The Carpet Cottages are just the latest twist on densely developed attached housing with four or fewer stories. The growing shortage of land in many markets and the spreading prevalence of infill housing is squeezing low-rise buildings into surprisingly old-fashioned shapes as conventional breezeway garden apartments lose their usual setbacks from the street, their diagonal orientation, and their chunky facades—and begin to look very much like traditional townhouses.
Developers have quickly picked up on the townhouse revival as sites suitable for garden apartments become increasingly difficult to find in many markets. “‘Garden apartment’ is going to become a weird antique word, like ‘phonograph,’” said Dan Markson, senior vice president for The NRP Group, one of the nation’s largest affordable housing developers, based in Cleveland. His firm is building an increasing number of townhouses in its mix of affordable housing construction.
The Carpet Cottage takes the townhouse to even higher densities, but without a second floor. The architects at Duany Plater-Zyberk & Co. (DPZ) began with architect Marianne Cusato’s celebrated “Katrina Cottage” design for a small, inexpensive single-family house, which provided an alternative to the trailers the government provided to people left homeless by hurricanes Katrina and Rita.
DPZ has fit 14 of these small houses together into a cluster of one-story attached houses. The result is the Carpet Cottages—a design that could have a huge impact beyond the Gulf Coast in towns with a big need for housing but only small sites to develop and little appetite for tall buildings.
Developers can gather just five conventional lots measuring roughly 50 feet by 100 feet on a corner of a traditional city block, cut a new, L-shaped street to separate the corner from the rest of the block, and create a small block measuring just 207 feet by 87 feet. Residents can parallel park 22 cars on the streets that border the block.
The density of the Carpet Cottages on this lot would be high even for a typical, multi-story garden community. It works out to the equivalent of 35 units per acre, though the designer’s plan would only put 14 of the Carpet Cottages together at a time, mixing the sets of cottages in among conventional single-family homes.
These attached houses fill the lot, effectively creating a single, 14-unit building, though each house will have its own front door. Ten of the 14 cottages have two bedrooms and will measure a relatively generous 890 square feet. Five of these two-bedroom units will even have small private front yards. The cluster of houses also includes two smaller, one-bedroom, 682-square-foot units on the back corners of the lot and two larger homes with four bedrooms, two baths, and 1,082 square feet on the front corners of the lot.
These Carpet Cottages can be produced anywhere that local officials are willing to allow them. None have been built, yet, but there is interest. At Jackson Barracks, a National Guard base on the border between New Orleans’ ravaged Ninth Ward and St.
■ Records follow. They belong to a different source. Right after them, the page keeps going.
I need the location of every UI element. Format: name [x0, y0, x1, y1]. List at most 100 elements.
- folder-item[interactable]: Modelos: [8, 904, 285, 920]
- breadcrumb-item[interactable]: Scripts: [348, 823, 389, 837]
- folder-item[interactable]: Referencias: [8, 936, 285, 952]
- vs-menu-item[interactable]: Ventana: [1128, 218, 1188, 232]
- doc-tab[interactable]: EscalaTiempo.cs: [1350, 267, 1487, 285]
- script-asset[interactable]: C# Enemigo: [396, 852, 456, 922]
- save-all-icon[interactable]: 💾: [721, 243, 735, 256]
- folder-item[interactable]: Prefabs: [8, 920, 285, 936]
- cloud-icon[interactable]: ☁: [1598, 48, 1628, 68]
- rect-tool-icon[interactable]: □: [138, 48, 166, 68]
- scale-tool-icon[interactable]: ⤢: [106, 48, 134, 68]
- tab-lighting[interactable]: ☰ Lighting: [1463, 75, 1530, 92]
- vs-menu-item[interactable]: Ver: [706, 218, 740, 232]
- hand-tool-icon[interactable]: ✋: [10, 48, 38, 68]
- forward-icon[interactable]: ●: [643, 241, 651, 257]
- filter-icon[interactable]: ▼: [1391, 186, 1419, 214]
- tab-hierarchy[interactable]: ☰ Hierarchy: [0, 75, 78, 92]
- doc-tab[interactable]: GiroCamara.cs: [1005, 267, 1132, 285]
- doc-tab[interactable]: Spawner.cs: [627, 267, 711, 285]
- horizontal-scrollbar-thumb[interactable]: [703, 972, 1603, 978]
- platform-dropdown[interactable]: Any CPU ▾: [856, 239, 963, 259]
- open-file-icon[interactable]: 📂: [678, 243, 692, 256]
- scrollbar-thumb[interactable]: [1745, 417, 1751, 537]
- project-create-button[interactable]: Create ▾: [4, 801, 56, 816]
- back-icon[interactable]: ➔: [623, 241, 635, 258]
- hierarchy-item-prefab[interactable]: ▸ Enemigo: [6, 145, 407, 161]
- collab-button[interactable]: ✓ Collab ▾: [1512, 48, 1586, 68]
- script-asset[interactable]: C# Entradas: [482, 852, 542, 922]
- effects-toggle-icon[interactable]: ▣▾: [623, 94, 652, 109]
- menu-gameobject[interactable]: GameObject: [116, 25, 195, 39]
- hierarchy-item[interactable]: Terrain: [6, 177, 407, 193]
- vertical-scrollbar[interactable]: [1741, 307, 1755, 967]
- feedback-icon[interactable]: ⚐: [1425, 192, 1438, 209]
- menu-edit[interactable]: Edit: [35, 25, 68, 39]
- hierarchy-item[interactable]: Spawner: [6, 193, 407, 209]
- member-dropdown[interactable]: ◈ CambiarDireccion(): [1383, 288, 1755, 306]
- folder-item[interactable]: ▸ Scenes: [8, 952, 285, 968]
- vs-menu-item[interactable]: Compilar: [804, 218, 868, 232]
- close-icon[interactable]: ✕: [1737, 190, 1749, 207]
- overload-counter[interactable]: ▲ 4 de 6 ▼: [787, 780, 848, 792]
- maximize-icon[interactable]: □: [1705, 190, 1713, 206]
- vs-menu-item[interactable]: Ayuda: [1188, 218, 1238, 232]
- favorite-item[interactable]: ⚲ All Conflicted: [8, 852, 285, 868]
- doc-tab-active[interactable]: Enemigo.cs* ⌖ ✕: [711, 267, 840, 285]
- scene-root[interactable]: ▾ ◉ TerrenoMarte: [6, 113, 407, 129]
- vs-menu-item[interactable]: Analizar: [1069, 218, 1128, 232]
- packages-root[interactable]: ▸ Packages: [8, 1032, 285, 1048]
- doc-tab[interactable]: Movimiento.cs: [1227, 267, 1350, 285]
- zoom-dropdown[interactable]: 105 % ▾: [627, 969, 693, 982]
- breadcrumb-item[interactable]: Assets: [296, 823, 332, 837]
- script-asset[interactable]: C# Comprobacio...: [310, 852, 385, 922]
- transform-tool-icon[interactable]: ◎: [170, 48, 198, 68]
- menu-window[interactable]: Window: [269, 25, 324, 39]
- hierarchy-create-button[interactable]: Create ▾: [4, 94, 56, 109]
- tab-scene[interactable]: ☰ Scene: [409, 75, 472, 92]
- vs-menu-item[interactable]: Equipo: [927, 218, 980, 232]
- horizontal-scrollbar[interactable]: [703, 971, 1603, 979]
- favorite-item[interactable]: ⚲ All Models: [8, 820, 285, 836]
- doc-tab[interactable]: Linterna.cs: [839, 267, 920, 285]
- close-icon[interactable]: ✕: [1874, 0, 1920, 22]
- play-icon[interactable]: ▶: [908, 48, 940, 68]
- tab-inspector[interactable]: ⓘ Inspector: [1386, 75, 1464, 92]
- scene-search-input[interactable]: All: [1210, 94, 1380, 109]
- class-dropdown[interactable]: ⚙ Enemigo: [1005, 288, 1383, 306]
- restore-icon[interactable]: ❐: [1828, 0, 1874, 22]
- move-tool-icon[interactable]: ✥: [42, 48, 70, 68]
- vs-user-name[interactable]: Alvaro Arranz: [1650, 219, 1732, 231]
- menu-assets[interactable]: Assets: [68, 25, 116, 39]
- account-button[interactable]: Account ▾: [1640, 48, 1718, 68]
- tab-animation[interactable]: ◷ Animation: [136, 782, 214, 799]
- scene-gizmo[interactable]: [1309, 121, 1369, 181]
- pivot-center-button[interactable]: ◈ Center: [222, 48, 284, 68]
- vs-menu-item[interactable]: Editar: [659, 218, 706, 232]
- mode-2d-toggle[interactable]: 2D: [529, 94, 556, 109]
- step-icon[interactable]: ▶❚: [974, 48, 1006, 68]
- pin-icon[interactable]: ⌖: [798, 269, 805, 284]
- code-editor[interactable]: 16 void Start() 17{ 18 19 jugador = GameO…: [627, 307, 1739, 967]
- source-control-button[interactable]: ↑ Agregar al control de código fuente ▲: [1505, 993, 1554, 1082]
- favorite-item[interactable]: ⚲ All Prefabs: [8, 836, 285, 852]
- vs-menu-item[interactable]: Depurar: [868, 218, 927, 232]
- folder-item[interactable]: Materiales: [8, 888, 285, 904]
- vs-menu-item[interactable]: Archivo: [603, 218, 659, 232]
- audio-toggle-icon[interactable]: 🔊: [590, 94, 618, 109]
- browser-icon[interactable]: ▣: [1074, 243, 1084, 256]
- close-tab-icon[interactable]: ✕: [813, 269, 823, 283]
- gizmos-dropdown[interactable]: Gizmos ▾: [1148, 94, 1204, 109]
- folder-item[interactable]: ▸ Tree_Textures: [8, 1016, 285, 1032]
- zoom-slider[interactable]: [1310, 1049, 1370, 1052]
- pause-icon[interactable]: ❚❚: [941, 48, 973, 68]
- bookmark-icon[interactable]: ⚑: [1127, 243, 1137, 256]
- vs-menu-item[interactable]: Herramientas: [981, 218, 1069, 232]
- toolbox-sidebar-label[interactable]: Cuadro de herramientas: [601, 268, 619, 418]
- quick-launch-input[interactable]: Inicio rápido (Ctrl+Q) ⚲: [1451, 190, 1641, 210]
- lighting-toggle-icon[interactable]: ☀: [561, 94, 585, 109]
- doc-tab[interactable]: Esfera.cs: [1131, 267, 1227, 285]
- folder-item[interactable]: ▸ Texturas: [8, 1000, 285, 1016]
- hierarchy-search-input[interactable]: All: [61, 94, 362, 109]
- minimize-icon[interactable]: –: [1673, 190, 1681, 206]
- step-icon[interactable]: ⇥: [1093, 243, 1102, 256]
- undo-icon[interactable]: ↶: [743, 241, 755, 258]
Bernard Parish, Cypress Realty Partners is negotiating with officials to start construction this year on about 100 new rental cottages, including several sets of Carpet Cottages.
The hard cost to construct the Carpet Cottages at Jackson Barracks will average just $105 to $110 per square foot. That’s very competitive compared to the construction costs of traditional garden apartments, especially in Louisiana, where contractors and construction materials are scarce.
The biggest challenge to building Carpet Cottages will be gaining the trust of local officials, who must make room for the innovative new design in their zoning rules, which typically require more conventional construction, such as single-family homes on half-acre lots.